ともかく、シャルの言ったことをそのまま言うと、アーネも眉根を寄せつつ首を捻る。
「そんなことありませんでしたわよ?至って普通に意識不明でしたわ」
「普通じゃない意識不明ってなんだよ…」
『…おかしい。第七を使ったのに世界側からの干渉がない?』
「あ…?」
そう言えば、いつだったかそういう話があった気がする。
誰に言われたんだっけ、シャルか…いや、レィヴァーだっけか。
第七血界を使うと、世界全てが勇者を殺しにくるとか。
「規模が小さかったからじゃねぇの?」
『関係ない。真っ白なキャンバスのド真ん中に黒い点があれば、大きくても小さくても目立つだろう?それを消しにかかるのが世界側の干渉だ。今までは多少時間が遅れても必ず来ていたはずなんだが』
今回はそれがない。その理由がわからないからシャルは首を捻っているようだ。
『一週間も何も無いのは流石に遅すぎる…とはいえ一応しばらくは警戒しとけよ』
「あいよ」
『あとお前、いつ唾付けられた?』
「あぁん?唾?何の?」
『…まさか気づいてないのか?ついさっき暗闇から引きずり上げてやっただろうが』
暗闇というと、起きる直前に見たあの夢だろうか。誰かが背中側から引っ張りあげてくれた事を何となく覚えている。
「あれお前か?助かったわ」
『助かったわじゃねぇ。何も助かってねぇよタコ。俺もさっき気づいたんだが、マーキングされてる』
「あ?」
『前にもあったろ、リーザとかいう女に《腐死者》のジェルジネンがマーキングをしてた事件。あれと同じ──じゃ、無いんだが、まぁ似たようなマーキングがお前の右手にされてる』
「………。」
右手を見下ろすと、そこには今も黒々と残る痣がある。
そう言えば。ふと気づく。
それを腕輪によって覆い隠していたマキナは今さっき帰ってきた。
つまり、それまでこの痣を出しっぱなしにしていたのに、誰も何も言わなかった。
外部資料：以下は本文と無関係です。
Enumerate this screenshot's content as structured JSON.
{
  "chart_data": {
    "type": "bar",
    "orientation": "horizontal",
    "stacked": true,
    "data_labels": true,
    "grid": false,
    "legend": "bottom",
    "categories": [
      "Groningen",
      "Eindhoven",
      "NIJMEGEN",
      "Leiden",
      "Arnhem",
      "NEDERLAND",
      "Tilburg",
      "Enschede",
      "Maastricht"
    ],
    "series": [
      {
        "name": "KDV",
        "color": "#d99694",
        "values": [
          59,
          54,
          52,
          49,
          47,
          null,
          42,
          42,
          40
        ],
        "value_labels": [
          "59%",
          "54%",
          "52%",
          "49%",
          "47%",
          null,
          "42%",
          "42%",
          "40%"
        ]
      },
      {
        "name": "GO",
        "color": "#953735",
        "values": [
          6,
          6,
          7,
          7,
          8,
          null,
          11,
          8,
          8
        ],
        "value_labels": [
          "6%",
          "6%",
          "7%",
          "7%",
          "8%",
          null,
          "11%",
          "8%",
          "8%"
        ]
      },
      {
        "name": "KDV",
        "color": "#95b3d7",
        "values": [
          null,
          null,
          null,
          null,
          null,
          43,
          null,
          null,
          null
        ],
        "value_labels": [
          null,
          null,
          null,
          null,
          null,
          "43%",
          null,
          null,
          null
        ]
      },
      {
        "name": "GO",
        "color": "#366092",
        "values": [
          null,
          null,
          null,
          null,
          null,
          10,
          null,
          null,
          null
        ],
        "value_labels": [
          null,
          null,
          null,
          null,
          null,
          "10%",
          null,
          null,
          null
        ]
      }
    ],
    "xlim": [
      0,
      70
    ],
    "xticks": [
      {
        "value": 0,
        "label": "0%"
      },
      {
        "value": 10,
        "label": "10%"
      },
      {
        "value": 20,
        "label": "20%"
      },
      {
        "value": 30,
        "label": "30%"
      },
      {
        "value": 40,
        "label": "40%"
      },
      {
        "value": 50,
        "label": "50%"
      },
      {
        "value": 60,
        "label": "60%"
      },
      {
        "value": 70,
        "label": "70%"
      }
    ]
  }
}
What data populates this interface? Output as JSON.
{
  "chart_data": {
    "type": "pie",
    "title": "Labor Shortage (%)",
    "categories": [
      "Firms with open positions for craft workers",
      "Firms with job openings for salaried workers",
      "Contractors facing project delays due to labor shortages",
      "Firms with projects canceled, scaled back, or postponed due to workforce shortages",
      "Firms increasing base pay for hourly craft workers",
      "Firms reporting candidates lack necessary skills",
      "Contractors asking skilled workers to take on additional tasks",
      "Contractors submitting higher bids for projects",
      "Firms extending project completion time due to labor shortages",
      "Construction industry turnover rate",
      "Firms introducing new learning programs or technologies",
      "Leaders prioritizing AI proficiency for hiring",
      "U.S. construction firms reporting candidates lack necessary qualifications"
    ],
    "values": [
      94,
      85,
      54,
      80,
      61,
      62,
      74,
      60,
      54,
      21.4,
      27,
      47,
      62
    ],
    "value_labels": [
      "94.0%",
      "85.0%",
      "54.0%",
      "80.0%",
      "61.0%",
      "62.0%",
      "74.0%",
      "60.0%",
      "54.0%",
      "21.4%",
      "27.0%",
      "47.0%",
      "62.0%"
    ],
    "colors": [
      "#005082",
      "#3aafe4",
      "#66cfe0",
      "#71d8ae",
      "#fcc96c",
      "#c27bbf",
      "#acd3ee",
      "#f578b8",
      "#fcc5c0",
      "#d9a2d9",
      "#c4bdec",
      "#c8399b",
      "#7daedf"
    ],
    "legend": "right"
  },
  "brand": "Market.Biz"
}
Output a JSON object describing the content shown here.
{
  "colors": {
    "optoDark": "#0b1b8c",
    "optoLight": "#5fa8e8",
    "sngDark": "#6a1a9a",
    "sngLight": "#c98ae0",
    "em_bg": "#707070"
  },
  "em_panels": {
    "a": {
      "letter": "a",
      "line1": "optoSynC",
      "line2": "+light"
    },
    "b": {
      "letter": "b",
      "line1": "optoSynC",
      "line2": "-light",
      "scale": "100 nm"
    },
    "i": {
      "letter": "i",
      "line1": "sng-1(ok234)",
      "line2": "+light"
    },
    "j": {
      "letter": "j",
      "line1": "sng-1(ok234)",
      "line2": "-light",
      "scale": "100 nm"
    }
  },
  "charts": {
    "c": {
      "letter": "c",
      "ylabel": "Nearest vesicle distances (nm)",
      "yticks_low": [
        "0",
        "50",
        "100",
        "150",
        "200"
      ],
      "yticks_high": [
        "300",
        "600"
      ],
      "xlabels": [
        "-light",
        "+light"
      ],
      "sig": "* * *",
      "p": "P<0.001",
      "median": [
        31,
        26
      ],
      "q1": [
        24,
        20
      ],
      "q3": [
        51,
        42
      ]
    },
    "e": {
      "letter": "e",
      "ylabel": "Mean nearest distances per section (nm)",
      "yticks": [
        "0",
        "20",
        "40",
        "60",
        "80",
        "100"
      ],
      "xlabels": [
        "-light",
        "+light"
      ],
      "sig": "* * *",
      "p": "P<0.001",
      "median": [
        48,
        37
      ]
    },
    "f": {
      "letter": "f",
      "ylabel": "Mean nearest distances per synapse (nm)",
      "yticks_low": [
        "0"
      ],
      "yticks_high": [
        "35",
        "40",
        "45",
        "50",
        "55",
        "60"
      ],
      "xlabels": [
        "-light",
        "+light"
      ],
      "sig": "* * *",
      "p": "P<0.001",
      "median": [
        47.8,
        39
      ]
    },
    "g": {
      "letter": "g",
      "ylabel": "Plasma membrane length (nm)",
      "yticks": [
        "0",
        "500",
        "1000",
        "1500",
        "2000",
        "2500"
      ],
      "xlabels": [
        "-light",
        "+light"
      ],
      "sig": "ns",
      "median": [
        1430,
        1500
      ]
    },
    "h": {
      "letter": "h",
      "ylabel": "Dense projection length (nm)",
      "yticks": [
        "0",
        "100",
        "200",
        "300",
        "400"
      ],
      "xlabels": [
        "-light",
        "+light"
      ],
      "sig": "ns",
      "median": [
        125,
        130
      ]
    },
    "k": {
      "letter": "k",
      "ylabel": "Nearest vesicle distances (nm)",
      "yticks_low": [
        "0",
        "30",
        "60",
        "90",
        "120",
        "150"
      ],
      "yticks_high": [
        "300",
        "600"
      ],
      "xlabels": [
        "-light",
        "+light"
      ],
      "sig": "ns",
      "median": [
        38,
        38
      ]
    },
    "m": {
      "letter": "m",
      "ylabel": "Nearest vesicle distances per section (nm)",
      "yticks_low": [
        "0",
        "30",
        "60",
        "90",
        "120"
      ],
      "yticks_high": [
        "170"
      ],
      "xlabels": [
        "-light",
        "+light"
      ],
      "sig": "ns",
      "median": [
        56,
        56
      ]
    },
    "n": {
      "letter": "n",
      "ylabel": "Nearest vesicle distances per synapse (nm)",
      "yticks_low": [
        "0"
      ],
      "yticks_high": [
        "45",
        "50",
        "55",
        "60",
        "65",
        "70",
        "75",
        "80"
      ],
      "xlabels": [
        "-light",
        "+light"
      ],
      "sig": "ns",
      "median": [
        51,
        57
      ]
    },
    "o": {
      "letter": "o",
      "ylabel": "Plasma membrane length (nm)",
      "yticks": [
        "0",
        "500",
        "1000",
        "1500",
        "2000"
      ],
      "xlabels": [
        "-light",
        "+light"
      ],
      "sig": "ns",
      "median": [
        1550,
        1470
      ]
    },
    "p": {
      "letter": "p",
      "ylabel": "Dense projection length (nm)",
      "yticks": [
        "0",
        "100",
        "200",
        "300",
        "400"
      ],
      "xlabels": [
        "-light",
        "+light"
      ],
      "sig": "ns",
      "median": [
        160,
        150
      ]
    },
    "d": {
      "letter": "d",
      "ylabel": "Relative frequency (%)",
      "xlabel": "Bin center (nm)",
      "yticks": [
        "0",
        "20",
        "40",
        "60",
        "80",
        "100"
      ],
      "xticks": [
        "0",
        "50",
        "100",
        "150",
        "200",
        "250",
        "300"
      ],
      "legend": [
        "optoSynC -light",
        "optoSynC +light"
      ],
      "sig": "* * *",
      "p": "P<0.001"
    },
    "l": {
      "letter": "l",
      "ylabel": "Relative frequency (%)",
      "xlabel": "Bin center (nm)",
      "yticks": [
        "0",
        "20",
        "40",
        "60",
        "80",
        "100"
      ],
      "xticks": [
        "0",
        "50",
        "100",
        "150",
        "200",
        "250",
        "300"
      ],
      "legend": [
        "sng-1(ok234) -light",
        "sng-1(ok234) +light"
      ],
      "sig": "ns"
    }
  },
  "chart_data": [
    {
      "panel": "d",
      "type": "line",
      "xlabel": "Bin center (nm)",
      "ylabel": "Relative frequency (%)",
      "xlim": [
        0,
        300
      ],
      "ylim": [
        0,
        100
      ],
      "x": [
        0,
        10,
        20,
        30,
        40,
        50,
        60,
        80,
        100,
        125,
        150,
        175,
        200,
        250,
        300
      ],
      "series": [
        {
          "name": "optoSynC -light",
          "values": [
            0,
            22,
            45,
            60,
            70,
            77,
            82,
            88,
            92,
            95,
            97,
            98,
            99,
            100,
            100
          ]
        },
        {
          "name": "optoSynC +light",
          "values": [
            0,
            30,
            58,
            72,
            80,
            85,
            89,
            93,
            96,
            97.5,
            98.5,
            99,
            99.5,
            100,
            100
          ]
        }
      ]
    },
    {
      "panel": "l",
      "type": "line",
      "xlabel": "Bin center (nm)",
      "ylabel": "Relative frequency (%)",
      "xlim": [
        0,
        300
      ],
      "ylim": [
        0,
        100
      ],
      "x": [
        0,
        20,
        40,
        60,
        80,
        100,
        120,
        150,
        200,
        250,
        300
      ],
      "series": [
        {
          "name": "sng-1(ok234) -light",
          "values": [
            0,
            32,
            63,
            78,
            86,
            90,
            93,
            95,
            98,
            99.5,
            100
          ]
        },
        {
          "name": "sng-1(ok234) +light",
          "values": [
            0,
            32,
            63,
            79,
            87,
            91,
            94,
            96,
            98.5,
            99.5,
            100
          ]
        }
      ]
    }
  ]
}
あの英雄も気づいた素振りすらなかった。
「なぁアーネ」
「はい?なんですの?」
「この手になんか見えるか?」
そう言ってひらひらと右手を振ってみるが、アーネはキョトンとした顔。
「えっと、普通の手…ですわね?」
「普通の手…痣とか見えない?」
「痣…ですの?」
そう言ってアーネは近寄り、俺の右手を触って見始める。痣って触ってわかる物なのだろうか。